Der Plan spricht auch davon, dass öffentliche und private Datensätze „Innovationen durch britische Start-ups“ ermöglichen werden. Der Guardian folgert daraus, „dass private Unternehmen Zugang zu dem Material haben werden“. Regierungsbeamte hätten zudem „nicht ausgeschlossen, dass die Daten für gewinnbringende Zwecke verwendet werden können.“ Formuliert wurde von offizieller Seite nur, dass die nationale Sicherheit, die Privatsphäre sowie ethische Standards und der Datenschutz eingehalten werden.

In der Vergangenheit war das nicht immer der Fall: 2017 wurde etwa eine Partnerschaft zwischen dem NHS und der KI-Abteilung von Google, DeepMind, von der britischen Datenaufsichtsbehörde beanstandet. Damals hatte diese festgestellt, dass das Londoner Royal Free Hospital die personenbezogenen Daten von 1,6 Millionen Patienten weitergegeben hatte, schreibt das Blatt.
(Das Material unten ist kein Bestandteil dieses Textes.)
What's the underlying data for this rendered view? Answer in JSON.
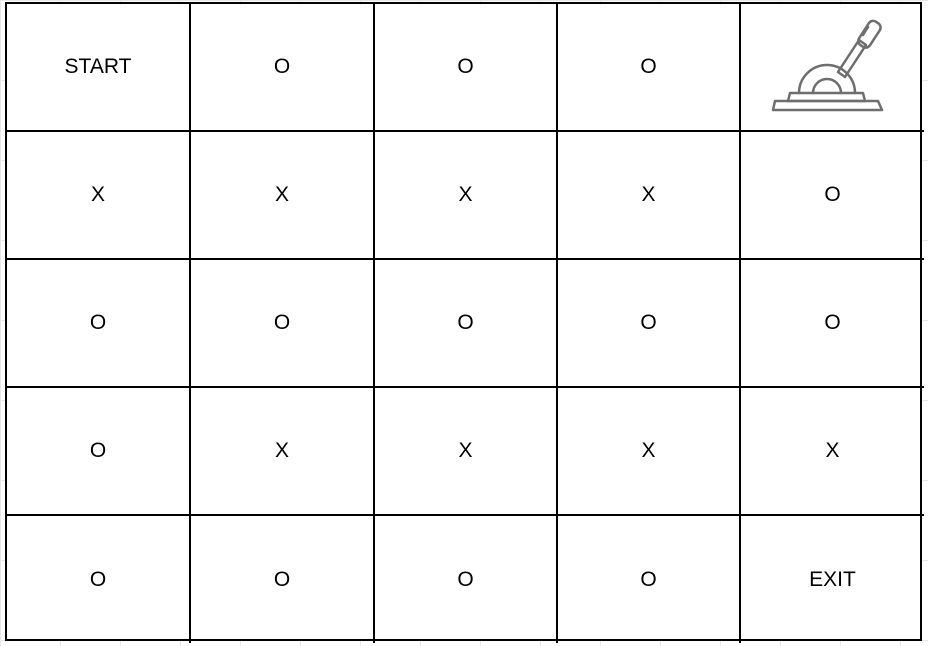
{
  "grid": {
    "rows": [
      [
        "START",
        "O",
        "O",
        "O",
        null
      ],
      [
        "X",
        "X",
        "X",
        "X",
        "O"
      ],
      [
        "O",
        "O",
        "O",
        "O",
        "O"
      ],
      [
        "O",
        "X",
        "X",
        "X",
        "X"
      ],
      [
        "O",
        "O",
        "O",
        "O",
        "EXIT"
      ]
    ],
    "icons": {
      "0-4": "lever-icon"
    },
    "icon_color": "#6e6e6e"
  }
}
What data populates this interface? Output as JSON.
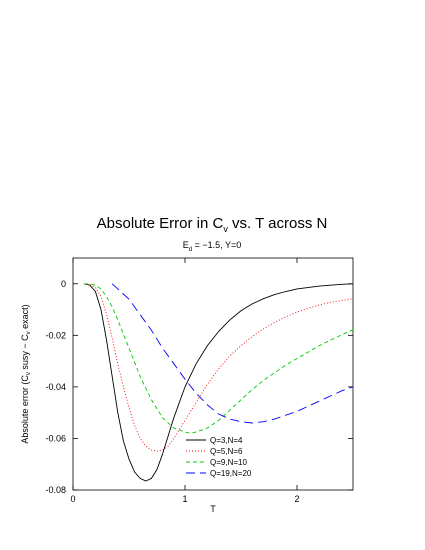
{
  "chart_data": {
    "type": "line",
    "title": "Absolute Error in C",
    "title_sub": "v",
    "title_tail": " vs. T across N",
    "subtitle": "E",
    "subtitle_sub": "d",
    "subtitle_tail": " = −1.5,  Y=0",
    "xlabel": "T",
    "ylabel": "Absolute error (C",
    "ylabel_sub1": "v",
    "ylabel_mid": " susy − C",
    "ylabel_sub2": "v",
    "ylabel_tail": " exact)",
    "xlim": [
      0,
      2.5
    ],
    "ylim": [
      -0.08,
      0.01
    ],
    "xticks": [
      0,
      1,
      2
    ],
    "xtick_labels": [
      "0",
      "1",
      "2"
    ],
    "yticks": [
      0,
      -0.02,
      -0.04,
      -0.06,
      -0.08
    ],
    "ytick_labels": [
      "0",
      "-0.02",
      "-0.04",
      "-0.06",
      "-0.08"
    ],
    "grid": false,
    "legend_position": "bottom-center",
    "series": [
      {
        "name": "Q=3,N=4",
        "color": "#000000",
        "dash": "solid",
        "points": [
          [
            0.1,
            0
          ],
          [
            0.15,
            -0.0005
          ],
          [
            0.2,
            -0.003
          ],
          [
            0.25,
            -0.01
          ],
          [
            0.3,
            -0.022
          ],
          [
            0.35,
            -0.036
          ],
          [
            0.4,
            -0.05
          ],
          [
            0.45,
            -0.061
          ],
          [
            0.5,
            -0.068
          ],
          [
            0.55,
            -0.073
          ],
          [
            0.6,
            -0.0755
          ],
          [
            0.65,
            -0.0765
          ],
          [
            0.7,
            -0.0755
          ],
          [
            0.75,
            -0.072
          ],
          [
            0.8,
            -0.066
          ],
          [
            0.85,
            -0.059
          ],
          [
            0.9,
            -0.052
          ],
          [
            1.0,
            -0.04
          ],
          [
            1.1,
            -0.031
          ],
          [
            1.2,
            -0.024
          ],
          [
            1.3,
            -0.0185
          ],
          [
            1.4,
            -0.014
          ],
          [
            1.5,
            -0.0105
          ],
          [
            1.6,
            -0.0078
          ],
          [
            1.7,
            -0.0058
          ],
          [
            1.8,
            -0.0042
          ],
          [
            1.9,
            -0.003
          ],
          [
            2.0,
            -0.002
          ],
          [
            2.2,
            -0.0009
          ],
          [
            2.4,
            -0.0002
          ],
          [
            2.5,
            0
          ]
        ]
      },
      {
        "name": "Q=5,N=6",
        "color": "#ff0000",
        "dash": "1,2",
        "points": [
          [
            0.1,
            0
          ],
          [
            0.15,
            -0.0003
          ],
          [
            0.2,
            -0.0015
          ],
          [
            0.25,
            -0.005
          ],
          [
            0.3,
            -0.012
          ],
          [
            0.35,
            -0.021
          ],
          [
            0.4,
            -0.031
          ],
          [
            0.45,
            -0.04
          ],
          [
            0.5,
            -0.048
          ],
          [
            0.55,
            -0.055
          ],
          [
            0.6,
            -0.06
          ],
          [
            0.65,
            -0.063
          ],
          [
            0.7,
            -0.0645
          ],
          [
            0.75,
            -0.065
          ],
          [
            0.8,
            -0.0645
          ],
          [
            0.85,
            -0.063
          ],
          [
            0.9,
            -0.06
          ],
          [
            1.0,
            -0.053
          ],
          [
            1.1,
            -0.046
          ],
          [
            1.2,
            -0.039
          ],
          [
            1.3,
            -0.033
          ],
          [
            1.4,
            -0.028
          ],
          [
            1.5,
            -0.024
          ],
          [
            1.6,
            -0.0205
          ],
          [
            1.7,
            -0.0175
          ],
          [
            1.8,
            -0.015
          ],
          [
            1.9,
            -0.0128
          ],
          [
            2.0,
            -0.011
          ],
          [
            2.1,
            -0.0095
          ],
          [
            2.2,
            -0.0082
          ],
          [
            2.3,
            -0.0072
          ],
          [
            2.4,
            -0.0065
          ],
          [
            2.5,
            -0.0058
          ]
        ]
      },
      {
        "name": "Q=9,N=10",
        "color": "#00cc00",
        "dash": "4,3",
        "points": [
          [
            0.1,
            0
          ],
          [
            0.15,
            -0.0001
          ],
          [
            0.2,
            -0.0006
          ],
          [
            0.25,
            -0.002
          ],
          [
            0.3,
            -0.005
          ],
          [
            0.35,
            -0.009
          ],
          [
            0.4,
            -0.014
          ],
          [
            0.5,
            -0.025
          ],
          [
            0.6,
            -0.036
          ],
          [
            0.7,
            -0.045
          ],
          [
            0.8,
            -0.052
          ],
          [
            0.9,
            -0.056
          ],
          [
            1.0,
            -0.0575
          ],
          [
            1.05,
            -0.058
          ],
          [
            1.1,
            -0.0575
          ],
          [
            1.2,
            -0.056
          ],
          [
            1.3,
            -0.053
          ],
          [
            1.4,
            -0.049
          ],
          [
            1.5,
            -0.045
          ],
          [
            1.6,
            -0.041
          ],
          [
            1.7,
            -0.0375
          ],
          [
            1.8,
            -0.0345
          ],
          [
            1.9,
            -0.0315
          ],
          [
            2.0,
            -0.029
          ],
          [
            2.1,
            -0.0265
          ],
          [
            2.2,
            -0.024
          ],
          [
            2.3,
            -0.0218
          ],
          [
            2.4,
            -0.0198
          ],
          [
            2.5,
            -0.0178
          ]
        ]
      },
      {
        "name": "Q=19,N=20",
        "color": "#0000ff",
        "dash": "9,5",
        "points": [
          [
            0.35,
            0
          ],
          [
            0.4,
            -0.002
          ],
          [
            0.5,
            -0.006
          ],
          [
            0.6,
            -0.012
          ],
          [
            0.7,
            -0.018
          ],
          [
            0.8,
            -0.025
          ],
          [
            0.9,
            -0.031
          ],
          [
            1.0,
            -0.037
          ],
          [
            1.1,
            -0.0425
          ],
          [
            1.2,
            -0.047
          ],
          [
            1.3,
            -0.0505
          ],
          [
            1.4,
            -0.0525
          ],
          [
            1.5,
            -0.0535
          ],
          [
            1.6,
            -0.054
          ],
          [
            1.7,
            -0.0535
          ],
          [
            1.8,
            -0.0525
          ],
          [
            1.9,
            -0.051
          ],
          [
            2.0,
            -0.0495
          ],
          [
            2.1,
            -0.0475
          ],
          [
            2.2,
            -0.0455
          ],
          [
            2.3,
            -0.0435
          ],
          [
            2.4,
            -0.0415
          ],
          [
            2.5,
            -0.04
          ]
        ]
      }
    ]
  }
}
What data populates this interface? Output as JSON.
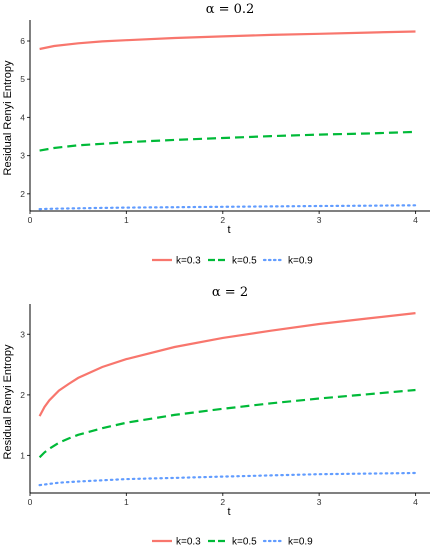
{
  "chart_data": [
    {
      "type": "line",
      "title": "α = 0.2",
      "xlabel": "t",
      "ylabel": "Residual Renyi Entropy",
      "xlim": [
        0,
        4.15
      ],
      "ylim": [
        1.55,
        6.55
      ],
      "xticks": [
        "0",
        "1",
        "2",
        "3",
        "4"
      ],
      "yticks": [
        "2",
        "3",
        "4",
        "5",
        "6"
      ],
      "grid": false,
      "legend_position": "bottom",
      "x": [
        0.1,
        0.25,
        0.5,
        0.75,
        1.0,
        1.5,
        2.0,
        2.5,
        3.0,
        3.5,
        4.0
      ],
      "series": [
        {
          "name": "k=0.3",
          "color": "#F8766D",
          "dash": "solid",
          "values": [
            5.79,
            5.87,
            5.94,
            5.99,
            6.02,
            6.08,
            6.12,
            6.16,
            6.19,
            6.22,
            6.25
          ]
        },
        {
          "name": "k=0.5",
          "color": "#00BA38",
          "dash": "dashed",
          "values": [
            3.13,
            3.2,
            3.27,
            3.31,
            3.35,
            3.41,
            3.46,
            3.51,
            3.55,
            3.58,
            3.62
          ]
        },
        {
          "name": "k=0.9",
          "color": "#619CFF",
          "dash": "dotted",
          "values": [
            1.6,
            1.61,
            1.62,
            1.63,
            1.64,
            1.65,
            1.66,
            1.67,
            1.68,
            1.69,
            1.7
          ]
        }
      ]
    },
    {
      "type": "line",
      "title": "α = 2",
      "xlabel": "t",
      "ylabel": "Residual Renyi Entropy",
      "xlim": [
        0,
        4.15
      ],
      "ylim": [
        0.38,
        3.5
      ],
      "xticks": [
        "0",
        "1",
        "2",
        "3",
        "4"
      ],
      "yticks": [
        "1",
        "2",
        "3"
      ],
      "grid": false,
      "legend_position": "bottom",
      "x": [
        0.1,
        0.15,
        0.2,
        0.3,
        0.4,
        0.5,
        0.75,
        1.0,
        1.5,
        2.0,
        2.5,
        3.0,
        3.5,
        4.0
      ],
      "series": [
        {
          "name": "k=0.3",
          "color": "#F8766D",
          "dash": "solid",
          "values": [
            1.65,
            1.8,
            1.91,
            2.07,
            2.18,
            2.28,
            2.46,
            2.59,
            2.79,
            2.94,
            3.06,
            3.17,
            3.26,
            3.35
          ]
        },
        {
          "name": "k=0.5",
          "color": "#00BA38",
          "dash": "dashed",
          "values": [
            0.97,
            1.05,
            1.11,
            1.21,
            1.28,
            1.34,
            1.45,
            1.54,
            1.67,
            1.77,
            1.86,
            1.94,
            2.01,
            2.08
          ]
        },
        {
          "name": "k=0.9",
          "color": "#619CFF",
          "dash": "dotted",
          "values": [
            0.51,
            0.52,
            0.53,
            0.55,
            0.56,
            0.57,
            0.59,
            0.61,
            0.63,
            0.65,
            0.67,
            0.69,
            0.7,
            0.71
          ]
        }
      ]
    }
  ]
}
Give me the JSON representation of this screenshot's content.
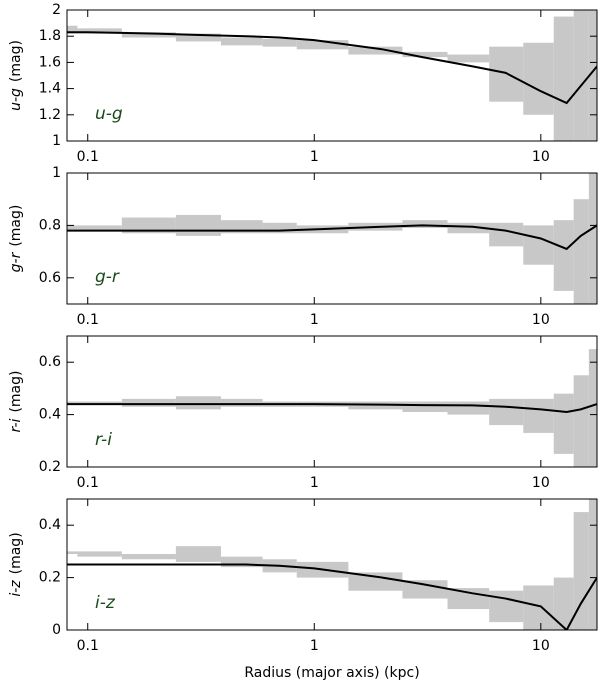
{
  "chart_data": [
    {
      "type": "line",
      "y_label": "u-g",
      "y_unit": "(mag)",
      "annotation": "u-g",
      "xscale": "log",
      "x": [
        0.081,
        0.1,
        0.2,
        0.3,
        0.5,
        0.7,
        1,
        2,
        3,
        5,
        7,
        10,
        13,
        15,
        17.7
      ],
      "values": [
        1.83,
        1.83,
        1.82,
        1.81,
        1.8,
        1.79,
        1.77,
        1.7,
        1.64,
        1.57,
        1.52,
        1.38,
        1.29,
        1.42,
        1.57
      ],
      "lower": [
        1.82,
        1.82,
        1.79,
        1.76,
        1.73,
        1.72,
        1.7,
        1.66,
        1.64,
        1.6,
        1.3,
        1.2,
        1.0,
        1.0,
        1.0
      ],
      "upper": [
        1.88,
        1.86,
        1.83,
        1.82,
        1.79,
        1.78,
        1.77,
        1.72,
        1.68,
        1.66,
        1.72,
        1.75,
        1.95,
        2.0,
        2.0
      ],
      "color": "#000000",
      "band_color": "#c8c8c8",
      "xlim": [
        0.081,
        17.7
      ],
      "xticks": [
        0.1,
        1,
        10
      ],
      "ylim": [
        1,
        2
      ],
      "yticks": [
        1,
        1.2,
        1.4,
        1.6,
        1.8,
        2
      ]
    },
    {
      "type": "line",
      "y_label": "g-r",
      "y_unit": "(mag)",
      "annotation": "g-r",
      "xscale": "log",
      "x": [
        0.081,
        0.1,
        0.2,
        0.3,
        0.5,
        0.7,
        1,
        2,
        3,
        5,
        7,
        10,
        13,
        15,
        17.7
      ],
      "values": [
        0.78,
        0.78,
        0.78,
        0.78,
        0.78,
        0.78,
        0.785,
        0.795,
        0.8,
        0.795,
        0.78,
        0.75,
        0.71,
        0.76,
        0.8
      ],
      "lower": [
        0.78,
        0.78,
        0.77,
        0.76,
        0.77,
        0.77,
        0.77,
        0.78,
        0.79,
        0.77,
        0.72,
        0.65,
        0.55,
        0.5,
        0.5
      ],
      "upper": [
        0.8,
        0.8,
        0.83,
        0.84,
        0.82,
        0.81,
        0.8,
        0.81,
        0.82,
        0.81,
        0.81,
        0.8,
        0.82,
        0.9,
        1.0
      ],
      "color": "#000000",
      "band_color": "#c8c8c8",
      "xlim": [
        0.081,
        17.7
      ],
      "xticks": [
        0.1,
        1,
        10
      ],
      "ylim": [
        0.5,
        1
      ],
      "yticks": [
        0.6,
        0.8,
        1
      ]
    },
    {
      "type": "line",
      "y_label": "r-i",
      "y_unit": "(mag)",
      "annotation": "r-i",
      "xscale": "log",
      "x": [
        0.081,
        0.1,
        0.2,
        0.3,
        0.5,
        0.7,
        1,
        2,
        3,
        5,
        7,
        10,
        13,
        15,
        17.7
      ],
      "values": [
        0.44,
        0.44,
        0.44,
        0.44,
        0.44,
        0.44,
        0.44,
        0.438,
        0.436,
        0.435,
        0.43,
        0.42,
        0.41,
        0.42,
        0.44
      ],
      "lower": [
        0.44,
        0.44,
        0.43,
        0.42,
        0.43,
        0.43,
        0.43,
        0.42,
        0.41,
        0.4,
        0.36,
        0.33,
        0.25,
        0.2,
        0.2
      ],
      "upper": [
        0.45,
        0.45,
        0.46,
        0.47,
        0.46,
        0.45,
        0.45,
        0.45,
        0.45,
        0.45,
        0.46,
        0.46,
        0.48,
        0.55,
        0.65
      ],
      "color": "#000000",
      "band_color": "#c8c8c8",
      "xlim": [
        0.081,
        17.7
      ],
      "xticks": [
        0.1,
        1,
        10
      ],
      "ylim": [
        0.2,
        0.7
      ],
      "yticks": [
        0.2,
        0.4,
        0.6
      ]
    },
    {
      "type": "line",
      "y_label": "i-z",
      "y_unit": "(mag)",
      "annotation": "i-z",
      "xscale": "log",
      "x": [
        0.081,
        0.1,
        0.2,
        0.3,
        0.5,
        0.7,
        1,
        2,
        3,
        5,
        7,
        10,
        13,
        15,
        17.7
      ],
      "values": [
        0.25,
        0.25,
        0.25,
        0.25,
        0.25,
        0.245,
        0.235,
        0.2,
        0.175,
        0.14,
        0.12,
        0.09,
        0.0,
        0.1,
        0.2
      ],
      "lower": [
        0.29,
        0.28,
        0.27,
        0.26,
        0.24,
        0.22,
        0.2,
        0.15,
        0.12,
        0.08,
        0.03,
        0.0,
        0.0,
        0.0,
        0.0
      ],
      "upper": [
        0.3,
        0.3,
        0.29,
        0.32,
        0.28,
        0.27,
        0.26,
        0.22,
        0.19,
        0.16,
        0.15,
        0.17,
        0.2,
        0.45,
        0.5
      ],
      "color": "#000000",
      "band_color": "#c8c8c8",
      "xlim": [
        0.081,
        17.7
      ],
      "xticks": [
        0.1,
        1,
        10
      ],
      "ylim": [
        0,
        0.5
      ],
      "yticks": [
        0,
        0.2,
        0.4
      ]
    }
  ],
  "xlabel": "Radius (major axis)  (kpc)"
}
Die Datenübermittlung war Teil einer Erprobung eines Systems zur Diagnose von akuten Nierenschäden.

„Öffentliches Interesse“ überwiegt juristisch persönliche Datenschutzinteressen

Trotz etwaiger Bedenken hat die britische Regierung vor allem die Chancen im Blick. Starmer führte als Beispiel für den gelungenen KI-Einsatz im NHS eine Technik an, die 2024 schon eingesetzt wurde, um die genaue Lage eines Blutgerinnsels im Gehirn eines Schlaganfallopfers zu bestimmen. Weiter sagte er, perspektivisch könnten Patientendaten mithilfe von KI genutzt werden, um Schlaganfälle in Zukunft „vorherzusagen und zu verhindern“.

KI-Versuche, die von den NHS-Treuhandgesellschaften bisher durchgeführt werden, wiesen ebenfalls auf eine Reihe von Anwendungsmöglichkeiten hin. Sie reichten von der Vorhersage, welche Patienten am ehesten die Notaufnahme aufsuchen, bis hin zur Identifizierung von Menschen mit einem Risiko für Typ-2-Diabetes.

Die juristischen Implikationen des Vorstoßes sind indes noch unklar: Anonymisierte Patientendaten fallen nicht unter die britische Datenschutzverordnung GDPR, was ihre Verwendung rechtlich erleichtert. Sobald die Daten jedoch nicht vollständig anonymisiert sind, erklärt der Guardian, gelten die GDPR und die gesetzliche Verschwiegenheitspflicht, „was bedeutet, dass für ihre Verwendung die Zustimmung des Patienten erforderlich ist“. Eine Ausnahme gebe es jedoch: Dann, wenn das öffentliche Interesse die persönlichen Datenschutzinteressen des Einzelnen überwiegt.